Vernonia is a genus of about 350 species of forbs and shrubs in the Daisy family Asteraceae. Some species are known as ironweed. Some species are edible and of economic value. They are known for having intense purple flowers. There have been numerous distinct subgenera and subsections named in this genus, and some botanists have divided the genus into several distinct genera. For instance, the Flora of North America recognizes only about twenty species in Vernonia sensu stricto, seventeen of which are in North America north of Mexico, with the others being found in South America.

Taxonomy
The genus was circumscribed by Johann Christian Daniel von Schreber in Gen. Pl. ed. 8[a]. vol.2 on page 541 in 1791.

The genus name of Vernonia is in honour of William Vernon (1666/67 - ca.1711), who was an English plant collector, (bryologist) and entomologist from Cambridge University, who collected in Maryland, USA in 1698.

Species

Species of this genus are found in South America, Africa, Southeast Asia, and North America. Vernonia species are well known for hybridizing between similar species in areas of overlapping ranges. There are approximately 350 species in the genus. A selected list is given below.

North America
Vernonia acaulis
Vernonia arkansana
Vernonia angustifolia
Vernonia baldwinii
Vernonia blodgettii
Vernonia fasciculata
Vernonia flaccidifolia
Vernonia gigantea or Vernonia altissima
Vernonia glauca
Vernonia larseniae
Vernonia lettermannii
Vernonia lindheimeri
Vernonia marginata
Vernonia missurica
Vernonia noveboracensis
Vernonia proctorii
Vernonia pulchella
Vernonia texana

South America
Vernonia nonoensis
Vernonia patens
Vernonia scorpioides
Vernonia condensata

Africa
Vernonia amygdalina
Vernonia calvoana
Vernonia colorata
Vernonia galamensis
Vernonia kotschyana
Vernonia staehelinoides
Vernonia cineria
vernonia myriantha

Asia
Vernonia arborea
Vernonia cockburniana
Vernonia elaeagnifolia
Vernonia unicata
Vernonia zollingerianoides

Uses
Several species of Vernonia, including V. calvoana, V. amygdalina, and V. colorata, are eaten as leaf vegetables. Common names for these species include bitterleaf, onugbu in the Igbo language, ewuro and ndole. They are common in most West African and Central African countries. They are one of the most widely consumed leaf vegetables of Nigeria, where the onugbu soup is a local delicacy of the Igbo people, and of Cameroon, where they are a key ingredient of Ndolé: the national dish of Cameroon. The leaves have a sweet and bitter taste. They are sold fresh or dried and are a typical ingredient in egusi soup.

Vernonia galamensis is used as an oilseed in East Africa. It is grown in many parts of Ethiopia, especially around the city of Harar, with an average seed yield of 2 to 2.5 t/ha. It is reported that the Ethiopian strains of Vernonia have the highest oil content, up to 41.9% with up to 80% vernolic acid, and is used in paint formulations, coatings plasticizers, and as a reagent for many industrial chemicals.

Vernonia amygdalina is used in traditional herbal medicine. These leaves are exported from several African countries and can be purchased in grocery stores aiming to serve African clients.

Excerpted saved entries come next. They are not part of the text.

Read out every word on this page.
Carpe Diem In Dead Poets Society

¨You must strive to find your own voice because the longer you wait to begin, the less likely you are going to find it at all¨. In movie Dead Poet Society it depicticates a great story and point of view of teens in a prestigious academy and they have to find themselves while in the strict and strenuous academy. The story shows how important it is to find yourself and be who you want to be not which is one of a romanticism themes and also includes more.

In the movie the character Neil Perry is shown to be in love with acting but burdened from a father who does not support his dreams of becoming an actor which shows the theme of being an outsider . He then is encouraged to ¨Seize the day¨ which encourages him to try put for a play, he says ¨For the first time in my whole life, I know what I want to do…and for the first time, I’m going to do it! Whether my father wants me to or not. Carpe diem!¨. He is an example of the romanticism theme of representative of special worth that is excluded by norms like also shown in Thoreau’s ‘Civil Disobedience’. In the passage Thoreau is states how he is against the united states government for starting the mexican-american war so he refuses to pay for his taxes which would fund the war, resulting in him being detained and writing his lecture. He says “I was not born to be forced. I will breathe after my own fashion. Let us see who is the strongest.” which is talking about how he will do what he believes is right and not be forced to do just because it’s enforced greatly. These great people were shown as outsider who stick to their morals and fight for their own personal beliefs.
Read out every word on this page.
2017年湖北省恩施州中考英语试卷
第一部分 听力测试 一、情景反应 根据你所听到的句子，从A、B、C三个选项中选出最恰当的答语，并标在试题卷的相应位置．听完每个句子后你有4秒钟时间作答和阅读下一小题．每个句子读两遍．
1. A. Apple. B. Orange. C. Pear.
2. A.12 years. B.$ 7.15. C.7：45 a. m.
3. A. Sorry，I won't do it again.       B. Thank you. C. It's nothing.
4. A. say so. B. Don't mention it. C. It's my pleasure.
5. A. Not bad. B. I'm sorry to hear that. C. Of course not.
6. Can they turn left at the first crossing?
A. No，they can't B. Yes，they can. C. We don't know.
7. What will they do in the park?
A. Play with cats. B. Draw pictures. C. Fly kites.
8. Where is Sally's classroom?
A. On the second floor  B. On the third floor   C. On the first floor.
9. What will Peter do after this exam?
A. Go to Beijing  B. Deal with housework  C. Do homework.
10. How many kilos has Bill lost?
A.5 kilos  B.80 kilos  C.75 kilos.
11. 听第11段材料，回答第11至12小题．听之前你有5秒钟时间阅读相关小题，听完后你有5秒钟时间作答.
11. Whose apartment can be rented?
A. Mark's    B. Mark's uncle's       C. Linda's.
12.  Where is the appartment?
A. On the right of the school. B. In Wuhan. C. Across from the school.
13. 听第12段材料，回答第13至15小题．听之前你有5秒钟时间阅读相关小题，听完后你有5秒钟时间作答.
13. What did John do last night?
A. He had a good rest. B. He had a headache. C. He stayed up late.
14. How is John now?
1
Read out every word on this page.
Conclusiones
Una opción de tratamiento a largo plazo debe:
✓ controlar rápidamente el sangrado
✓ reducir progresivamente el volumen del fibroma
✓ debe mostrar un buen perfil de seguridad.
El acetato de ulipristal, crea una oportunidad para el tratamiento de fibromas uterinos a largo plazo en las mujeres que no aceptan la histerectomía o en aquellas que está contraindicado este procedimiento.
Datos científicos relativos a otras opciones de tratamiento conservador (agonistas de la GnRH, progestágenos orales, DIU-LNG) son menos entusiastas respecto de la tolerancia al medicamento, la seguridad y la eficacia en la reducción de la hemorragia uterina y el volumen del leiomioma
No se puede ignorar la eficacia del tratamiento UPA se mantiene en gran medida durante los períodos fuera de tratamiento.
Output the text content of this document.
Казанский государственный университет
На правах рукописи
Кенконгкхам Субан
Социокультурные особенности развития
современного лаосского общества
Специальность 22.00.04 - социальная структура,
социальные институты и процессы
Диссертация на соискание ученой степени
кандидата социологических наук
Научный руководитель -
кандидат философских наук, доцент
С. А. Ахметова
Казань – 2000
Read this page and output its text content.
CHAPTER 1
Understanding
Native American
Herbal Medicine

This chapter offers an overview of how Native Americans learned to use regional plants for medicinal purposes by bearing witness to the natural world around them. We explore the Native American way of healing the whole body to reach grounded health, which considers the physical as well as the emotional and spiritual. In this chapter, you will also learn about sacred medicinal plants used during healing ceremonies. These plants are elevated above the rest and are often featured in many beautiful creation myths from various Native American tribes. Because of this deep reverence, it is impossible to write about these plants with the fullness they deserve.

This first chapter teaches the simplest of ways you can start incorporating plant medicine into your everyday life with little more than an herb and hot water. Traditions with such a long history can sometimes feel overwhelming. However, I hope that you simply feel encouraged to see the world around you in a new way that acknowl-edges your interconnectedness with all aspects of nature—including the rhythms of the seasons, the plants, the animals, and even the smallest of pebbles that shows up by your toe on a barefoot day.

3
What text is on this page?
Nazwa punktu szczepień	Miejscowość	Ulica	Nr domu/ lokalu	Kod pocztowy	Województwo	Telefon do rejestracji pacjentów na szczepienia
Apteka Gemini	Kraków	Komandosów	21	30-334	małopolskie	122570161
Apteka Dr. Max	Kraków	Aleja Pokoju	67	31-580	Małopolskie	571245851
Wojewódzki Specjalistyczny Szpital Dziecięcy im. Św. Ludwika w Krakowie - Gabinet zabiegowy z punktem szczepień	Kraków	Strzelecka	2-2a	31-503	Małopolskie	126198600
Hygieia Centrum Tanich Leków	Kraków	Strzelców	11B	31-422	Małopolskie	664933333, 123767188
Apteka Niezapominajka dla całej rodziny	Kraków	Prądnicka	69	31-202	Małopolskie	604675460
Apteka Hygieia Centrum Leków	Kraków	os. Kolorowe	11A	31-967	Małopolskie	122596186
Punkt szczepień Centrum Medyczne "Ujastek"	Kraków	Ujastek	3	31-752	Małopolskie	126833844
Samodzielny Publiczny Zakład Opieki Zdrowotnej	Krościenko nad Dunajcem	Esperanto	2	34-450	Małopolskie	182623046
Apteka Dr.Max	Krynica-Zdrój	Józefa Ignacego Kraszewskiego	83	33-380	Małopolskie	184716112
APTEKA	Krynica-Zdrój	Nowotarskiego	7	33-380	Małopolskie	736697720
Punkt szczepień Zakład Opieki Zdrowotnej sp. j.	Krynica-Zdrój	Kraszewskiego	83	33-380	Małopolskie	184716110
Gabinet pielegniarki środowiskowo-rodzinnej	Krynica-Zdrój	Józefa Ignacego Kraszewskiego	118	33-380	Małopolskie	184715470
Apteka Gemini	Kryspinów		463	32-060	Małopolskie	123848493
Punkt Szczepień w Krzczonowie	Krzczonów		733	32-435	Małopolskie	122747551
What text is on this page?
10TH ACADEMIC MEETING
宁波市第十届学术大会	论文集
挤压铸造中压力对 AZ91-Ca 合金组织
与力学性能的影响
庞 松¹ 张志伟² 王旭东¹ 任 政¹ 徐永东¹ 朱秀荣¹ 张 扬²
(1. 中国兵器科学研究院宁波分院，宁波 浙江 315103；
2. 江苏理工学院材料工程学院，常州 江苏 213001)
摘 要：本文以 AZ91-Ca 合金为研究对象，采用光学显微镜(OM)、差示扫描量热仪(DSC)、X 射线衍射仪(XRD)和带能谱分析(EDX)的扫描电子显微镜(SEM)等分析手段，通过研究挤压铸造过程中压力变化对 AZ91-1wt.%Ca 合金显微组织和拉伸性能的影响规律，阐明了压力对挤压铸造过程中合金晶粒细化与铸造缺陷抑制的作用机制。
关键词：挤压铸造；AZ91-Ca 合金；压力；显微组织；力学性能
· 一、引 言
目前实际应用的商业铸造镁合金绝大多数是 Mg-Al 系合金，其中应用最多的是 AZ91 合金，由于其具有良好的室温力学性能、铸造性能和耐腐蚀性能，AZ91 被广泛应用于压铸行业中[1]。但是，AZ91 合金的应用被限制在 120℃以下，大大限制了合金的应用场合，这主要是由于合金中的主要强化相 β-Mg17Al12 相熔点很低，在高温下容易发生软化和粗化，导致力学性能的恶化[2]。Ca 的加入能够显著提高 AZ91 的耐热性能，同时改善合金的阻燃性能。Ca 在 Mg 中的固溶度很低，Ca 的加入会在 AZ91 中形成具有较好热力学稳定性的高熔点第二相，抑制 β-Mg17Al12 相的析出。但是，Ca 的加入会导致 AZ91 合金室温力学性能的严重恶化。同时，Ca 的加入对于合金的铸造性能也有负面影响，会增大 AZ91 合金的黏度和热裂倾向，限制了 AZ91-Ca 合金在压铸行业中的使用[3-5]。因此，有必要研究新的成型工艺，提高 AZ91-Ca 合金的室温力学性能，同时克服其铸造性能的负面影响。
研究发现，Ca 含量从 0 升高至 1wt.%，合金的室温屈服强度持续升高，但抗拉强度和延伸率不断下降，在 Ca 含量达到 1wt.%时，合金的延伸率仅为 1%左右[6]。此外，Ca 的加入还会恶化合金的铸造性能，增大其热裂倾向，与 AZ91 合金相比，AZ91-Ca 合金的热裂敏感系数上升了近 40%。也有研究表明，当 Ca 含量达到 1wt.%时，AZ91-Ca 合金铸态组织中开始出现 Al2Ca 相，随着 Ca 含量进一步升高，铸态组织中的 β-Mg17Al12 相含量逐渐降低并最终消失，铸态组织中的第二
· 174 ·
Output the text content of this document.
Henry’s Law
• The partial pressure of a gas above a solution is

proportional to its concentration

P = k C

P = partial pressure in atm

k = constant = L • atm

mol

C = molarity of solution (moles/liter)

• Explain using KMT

In Brazil, V. condensata is commonly known as "figatil" or "necroton" and used in local traditional medicine.

Ecology

Vernonia species are used as food plants by the larvae of some Lepidoptera species including Coleophora vernoniaeella (which feeds exclusively on the genus) and Schinia regia (which feeds exclusively on V. texana). Vernonia is a very diverse genus, varying from the tiny V. desertorum of Brazil which is only  three inches (8 centimeters) tall to Vernonia arborea of the East Indies which, at 117 feet (36 meters) is the tallest of all composites; a 472 fold difference in height. The leaves can vary from quite small up to  four feet (1.2 meters) long by up to  15 inches (38 centimeters) in width in the case of V. conferta of Cameroon.